The Abbott government will need to bide its time until the new Senate arrives in July before having any real chance at abolishing the mining tax.

The government on Tuesday failed in its first bid to scrap the minerals resource rent tax (MRRT) in parliament, less than a week after the Senate also rejected its bills to scrap the carbon tax.

The MRRT repeal legislation can’t be put to a vote in parliament for another three months, by which stage it will be just before a fresh wave of senators enter parliament.

It’s expected the new upper house will be less hostile to the government’s agenda than the existing one controlled by Labor and the Australian Greens.

In the meantime, the government is using Labor’s refusal to axe the tax as ammunition in the lead-up to the Senate election re-run in West Australia on April 5.

Industry Minister Ian Macfarlane said Labor and the Greens had committed a “direct assault” on the economy of WA, a strong mining state.

“The mining tax was deliberately designed by Labor as a tax on WA,” he said in a statement on Tuesday.

Finance Minister Mathias Cormann said the mining tax was “designed deliberately” to hold back WA and damage efforts to grow the state economy.

He also described the impost as a “dog’s breakfast”, echoing government criticisms that the tax was poorly designed and failed to raise any revenue.

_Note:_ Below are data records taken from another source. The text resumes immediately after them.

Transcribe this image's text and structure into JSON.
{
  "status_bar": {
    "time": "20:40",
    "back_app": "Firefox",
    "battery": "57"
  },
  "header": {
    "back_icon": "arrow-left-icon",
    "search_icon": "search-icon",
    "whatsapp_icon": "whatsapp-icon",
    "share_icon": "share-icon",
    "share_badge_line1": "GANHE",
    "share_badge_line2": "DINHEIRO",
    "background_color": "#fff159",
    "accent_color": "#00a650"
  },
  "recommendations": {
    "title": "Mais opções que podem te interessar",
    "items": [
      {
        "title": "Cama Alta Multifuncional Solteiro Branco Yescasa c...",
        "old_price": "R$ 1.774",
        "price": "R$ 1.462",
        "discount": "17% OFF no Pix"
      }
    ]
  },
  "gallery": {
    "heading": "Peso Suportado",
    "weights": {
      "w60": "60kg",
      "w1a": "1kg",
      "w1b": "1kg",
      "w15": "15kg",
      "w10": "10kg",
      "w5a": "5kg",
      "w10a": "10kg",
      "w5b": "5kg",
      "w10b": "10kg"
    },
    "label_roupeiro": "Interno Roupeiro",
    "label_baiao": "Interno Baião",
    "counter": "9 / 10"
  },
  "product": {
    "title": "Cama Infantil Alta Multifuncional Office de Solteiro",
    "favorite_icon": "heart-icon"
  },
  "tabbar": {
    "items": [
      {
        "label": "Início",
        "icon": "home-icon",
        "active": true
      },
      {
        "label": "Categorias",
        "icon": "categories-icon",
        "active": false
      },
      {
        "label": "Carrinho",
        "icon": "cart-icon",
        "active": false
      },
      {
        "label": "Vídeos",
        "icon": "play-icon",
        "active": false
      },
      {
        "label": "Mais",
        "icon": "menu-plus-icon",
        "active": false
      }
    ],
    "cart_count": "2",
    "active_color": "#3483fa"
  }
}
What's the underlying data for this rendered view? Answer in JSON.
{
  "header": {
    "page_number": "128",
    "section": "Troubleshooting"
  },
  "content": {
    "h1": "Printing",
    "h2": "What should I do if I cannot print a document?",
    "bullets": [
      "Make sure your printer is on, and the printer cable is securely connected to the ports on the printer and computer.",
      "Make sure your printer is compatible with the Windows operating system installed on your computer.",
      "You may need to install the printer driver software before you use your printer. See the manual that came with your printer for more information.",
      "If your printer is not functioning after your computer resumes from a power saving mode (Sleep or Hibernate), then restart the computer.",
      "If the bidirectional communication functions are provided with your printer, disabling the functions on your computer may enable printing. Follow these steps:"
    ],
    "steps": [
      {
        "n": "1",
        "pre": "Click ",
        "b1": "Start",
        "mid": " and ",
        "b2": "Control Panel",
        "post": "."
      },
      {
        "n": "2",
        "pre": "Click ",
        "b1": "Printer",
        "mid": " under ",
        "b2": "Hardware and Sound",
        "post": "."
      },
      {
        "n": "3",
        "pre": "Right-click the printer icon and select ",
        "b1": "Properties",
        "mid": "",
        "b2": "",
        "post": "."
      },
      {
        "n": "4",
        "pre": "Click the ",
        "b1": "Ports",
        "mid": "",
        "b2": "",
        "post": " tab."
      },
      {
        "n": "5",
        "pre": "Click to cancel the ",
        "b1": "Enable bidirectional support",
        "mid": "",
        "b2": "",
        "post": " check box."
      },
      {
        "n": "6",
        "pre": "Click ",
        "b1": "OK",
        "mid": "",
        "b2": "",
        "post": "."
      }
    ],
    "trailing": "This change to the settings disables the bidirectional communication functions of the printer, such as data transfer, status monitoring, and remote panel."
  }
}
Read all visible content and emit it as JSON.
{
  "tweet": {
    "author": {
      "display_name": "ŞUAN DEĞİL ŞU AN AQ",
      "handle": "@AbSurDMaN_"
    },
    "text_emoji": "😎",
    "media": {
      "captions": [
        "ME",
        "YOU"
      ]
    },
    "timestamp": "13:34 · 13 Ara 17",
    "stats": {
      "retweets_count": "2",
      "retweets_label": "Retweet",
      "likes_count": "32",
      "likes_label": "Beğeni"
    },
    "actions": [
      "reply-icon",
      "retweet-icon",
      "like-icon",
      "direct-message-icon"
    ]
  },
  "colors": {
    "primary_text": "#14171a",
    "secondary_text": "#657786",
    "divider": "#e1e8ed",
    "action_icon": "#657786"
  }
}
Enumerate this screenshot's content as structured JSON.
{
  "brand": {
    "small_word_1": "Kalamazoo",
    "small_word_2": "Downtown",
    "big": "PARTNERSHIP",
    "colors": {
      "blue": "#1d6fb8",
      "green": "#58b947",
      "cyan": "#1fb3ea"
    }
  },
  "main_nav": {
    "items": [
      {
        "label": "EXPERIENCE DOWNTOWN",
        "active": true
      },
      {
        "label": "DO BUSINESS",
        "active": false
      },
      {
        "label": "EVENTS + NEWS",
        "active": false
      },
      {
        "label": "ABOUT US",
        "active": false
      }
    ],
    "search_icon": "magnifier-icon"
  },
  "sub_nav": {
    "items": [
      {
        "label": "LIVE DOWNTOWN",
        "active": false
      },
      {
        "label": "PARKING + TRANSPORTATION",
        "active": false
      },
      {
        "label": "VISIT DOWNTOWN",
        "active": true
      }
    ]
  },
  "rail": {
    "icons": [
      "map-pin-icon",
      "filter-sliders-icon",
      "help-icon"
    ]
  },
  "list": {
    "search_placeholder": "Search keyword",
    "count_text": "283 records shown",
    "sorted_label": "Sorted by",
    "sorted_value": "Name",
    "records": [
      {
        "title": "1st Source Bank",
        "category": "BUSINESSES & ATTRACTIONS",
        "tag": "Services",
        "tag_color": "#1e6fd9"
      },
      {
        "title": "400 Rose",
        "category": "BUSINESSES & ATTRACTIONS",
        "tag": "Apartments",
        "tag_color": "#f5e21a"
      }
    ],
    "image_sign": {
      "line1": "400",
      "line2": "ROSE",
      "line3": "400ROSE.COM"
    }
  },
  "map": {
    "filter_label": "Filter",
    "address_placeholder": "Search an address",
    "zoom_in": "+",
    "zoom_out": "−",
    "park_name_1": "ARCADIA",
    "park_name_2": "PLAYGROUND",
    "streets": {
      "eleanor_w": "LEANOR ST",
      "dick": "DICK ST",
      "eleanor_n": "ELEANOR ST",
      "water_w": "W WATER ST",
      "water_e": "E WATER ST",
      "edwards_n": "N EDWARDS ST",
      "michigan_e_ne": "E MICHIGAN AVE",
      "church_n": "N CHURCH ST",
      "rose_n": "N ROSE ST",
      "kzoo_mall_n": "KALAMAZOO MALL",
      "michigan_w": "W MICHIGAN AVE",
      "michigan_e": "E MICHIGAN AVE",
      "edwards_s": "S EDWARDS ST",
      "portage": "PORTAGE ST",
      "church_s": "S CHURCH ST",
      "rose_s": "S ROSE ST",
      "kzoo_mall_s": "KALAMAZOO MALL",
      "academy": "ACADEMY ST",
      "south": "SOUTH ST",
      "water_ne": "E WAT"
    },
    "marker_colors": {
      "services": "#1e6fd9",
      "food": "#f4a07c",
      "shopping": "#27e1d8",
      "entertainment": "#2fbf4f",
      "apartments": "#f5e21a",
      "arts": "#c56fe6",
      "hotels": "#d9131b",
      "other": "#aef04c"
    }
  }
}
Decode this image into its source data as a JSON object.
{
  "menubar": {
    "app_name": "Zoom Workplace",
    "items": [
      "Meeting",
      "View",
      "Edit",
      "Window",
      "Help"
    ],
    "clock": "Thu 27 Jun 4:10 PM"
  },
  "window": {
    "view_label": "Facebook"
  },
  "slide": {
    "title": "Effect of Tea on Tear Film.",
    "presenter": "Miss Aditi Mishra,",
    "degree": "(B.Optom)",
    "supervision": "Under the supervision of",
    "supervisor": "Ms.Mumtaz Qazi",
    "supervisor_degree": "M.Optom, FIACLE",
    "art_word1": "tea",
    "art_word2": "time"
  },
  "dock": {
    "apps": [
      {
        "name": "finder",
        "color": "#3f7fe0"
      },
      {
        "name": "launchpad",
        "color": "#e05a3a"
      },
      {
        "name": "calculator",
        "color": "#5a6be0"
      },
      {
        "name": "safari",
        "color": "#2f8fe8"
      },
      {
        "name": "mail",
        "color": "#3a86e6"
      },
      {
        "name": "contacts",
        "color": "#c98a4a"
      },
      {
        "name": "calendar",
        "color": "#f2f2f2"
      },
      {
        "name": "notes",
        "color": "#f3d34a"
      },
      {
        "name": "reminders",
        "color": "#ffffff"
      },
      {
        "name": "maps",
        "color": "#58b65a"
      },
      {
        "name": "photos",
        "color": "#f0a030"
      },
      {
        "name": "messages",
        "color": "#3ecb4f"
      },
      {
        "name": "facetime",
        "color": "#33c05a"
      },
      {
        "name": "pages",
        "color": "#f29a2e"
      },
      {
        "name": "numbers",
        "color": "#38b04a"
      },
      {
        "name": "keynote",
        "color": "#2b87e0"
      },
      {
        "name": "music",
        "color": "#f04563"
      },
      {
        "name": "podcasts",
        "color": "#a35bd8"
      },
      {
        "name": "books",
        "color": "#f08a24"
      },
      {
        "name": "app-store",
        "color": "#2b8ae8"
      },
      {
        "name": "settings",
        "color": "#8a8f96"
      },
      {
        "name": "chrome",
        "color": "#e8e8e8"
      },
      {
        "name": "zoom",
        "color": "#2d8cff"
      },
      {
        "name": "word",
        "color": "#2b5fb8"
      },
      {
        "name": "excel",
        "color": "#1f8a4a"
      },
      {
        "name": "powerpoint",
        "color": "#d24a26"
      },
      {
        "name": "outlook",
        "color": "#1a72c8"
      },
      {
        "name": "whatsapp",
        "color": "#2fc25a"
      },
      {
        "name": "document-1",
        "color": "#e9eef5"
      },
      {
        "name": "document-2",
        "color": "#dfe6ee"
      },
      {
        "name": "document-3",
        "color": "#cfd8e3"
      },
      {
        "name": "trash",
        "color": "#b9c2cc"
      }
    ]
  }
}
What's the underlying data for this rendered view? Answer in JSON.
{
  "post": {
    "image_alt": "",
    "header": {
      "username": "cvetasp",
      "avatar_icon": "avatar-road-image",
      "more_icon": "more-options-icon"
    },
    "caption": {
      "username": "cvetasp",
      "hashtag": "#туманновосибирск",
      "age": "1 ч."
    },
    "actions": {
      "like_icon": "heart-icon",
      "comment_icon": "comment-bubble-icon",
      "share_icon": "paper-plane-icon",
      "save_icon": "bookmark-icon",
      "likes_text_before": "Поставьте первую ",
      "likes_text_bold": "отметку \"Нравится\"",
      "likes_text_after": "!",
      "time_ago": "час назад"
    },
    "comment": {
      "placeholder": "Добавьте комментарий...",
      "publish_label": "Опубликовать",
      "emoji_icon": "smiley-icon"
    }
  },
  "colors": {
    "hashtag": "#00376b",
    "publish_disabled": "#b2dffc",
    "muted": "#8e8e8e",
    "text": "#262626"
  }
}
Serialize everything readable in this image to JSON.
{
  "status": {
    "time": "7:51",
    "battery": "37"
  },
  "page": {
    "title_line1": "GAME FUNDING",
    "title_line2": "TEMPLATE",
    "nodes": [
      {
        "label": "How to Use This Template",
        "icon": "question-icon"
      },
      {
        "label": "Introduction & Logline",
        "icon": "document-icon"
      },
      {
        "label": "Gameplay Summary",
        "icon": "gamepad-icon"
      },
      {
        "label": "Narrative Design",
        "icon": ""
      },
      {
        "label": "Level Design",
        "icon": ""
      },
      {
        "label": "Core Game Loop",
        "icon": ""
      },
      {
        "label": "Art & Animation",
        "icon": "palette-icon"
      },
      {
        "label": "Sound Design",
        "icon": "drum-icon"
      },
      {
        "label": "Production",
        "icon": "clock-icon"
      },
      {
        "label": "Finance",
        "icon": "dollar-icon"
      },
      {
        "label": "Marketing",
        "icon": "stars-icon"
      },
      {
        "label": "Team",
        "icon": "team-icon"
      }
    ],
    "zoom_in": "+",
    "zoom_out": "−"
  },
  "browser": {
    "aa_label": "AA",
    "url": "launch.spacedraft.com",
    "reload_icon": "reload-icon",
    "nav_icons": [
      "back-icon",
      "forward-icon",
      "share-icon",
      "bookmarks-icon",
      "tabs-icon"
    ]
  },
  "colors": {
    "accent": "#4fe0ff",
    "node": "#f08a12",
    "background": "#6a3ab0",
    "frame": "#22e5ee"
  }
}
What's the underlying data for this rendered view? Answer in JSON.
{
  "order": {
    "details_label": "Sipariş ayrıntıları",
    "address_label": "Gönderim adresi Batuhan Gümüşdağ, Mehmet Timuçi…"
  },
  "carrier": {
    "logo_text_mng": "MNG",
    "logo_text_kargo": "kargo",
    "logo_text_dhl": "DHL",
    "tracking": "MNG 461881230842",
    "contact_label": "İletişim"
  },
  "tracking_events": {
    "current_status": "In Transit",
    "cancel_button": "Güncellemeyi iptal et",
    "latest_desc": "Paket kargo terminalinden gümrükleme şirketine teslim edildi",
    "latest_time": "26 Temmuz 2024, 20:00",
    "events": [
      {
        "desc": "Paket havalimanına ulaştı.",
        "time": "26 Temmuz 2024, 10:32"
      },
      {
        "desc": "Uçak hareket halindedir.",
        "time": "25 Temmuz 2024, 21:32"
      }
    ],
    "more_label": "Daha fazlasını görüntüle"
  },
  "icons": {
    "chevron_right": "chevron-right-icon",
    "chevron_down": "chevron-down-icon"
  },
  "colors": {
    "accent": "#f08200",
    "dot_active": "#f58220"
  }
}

Treasurer Joe Hockey said the MRRT would be remembered as the worst tax ever designed, a measure designed to generate billions in revenue that instead raised hardly anything.

Labor argued throughout the debate that the mining tax couldn’t be hurting the mining industry if it was raising no revenue, and accused the government of giving its big business friends a tax cut.

The opposition also tried to emphasise the “other measures” attached to the legislation that would go if the tax was repealed, including the school-kids bonus and low-income superannuation contribution.

The legislation was defeated 35 votes to 32.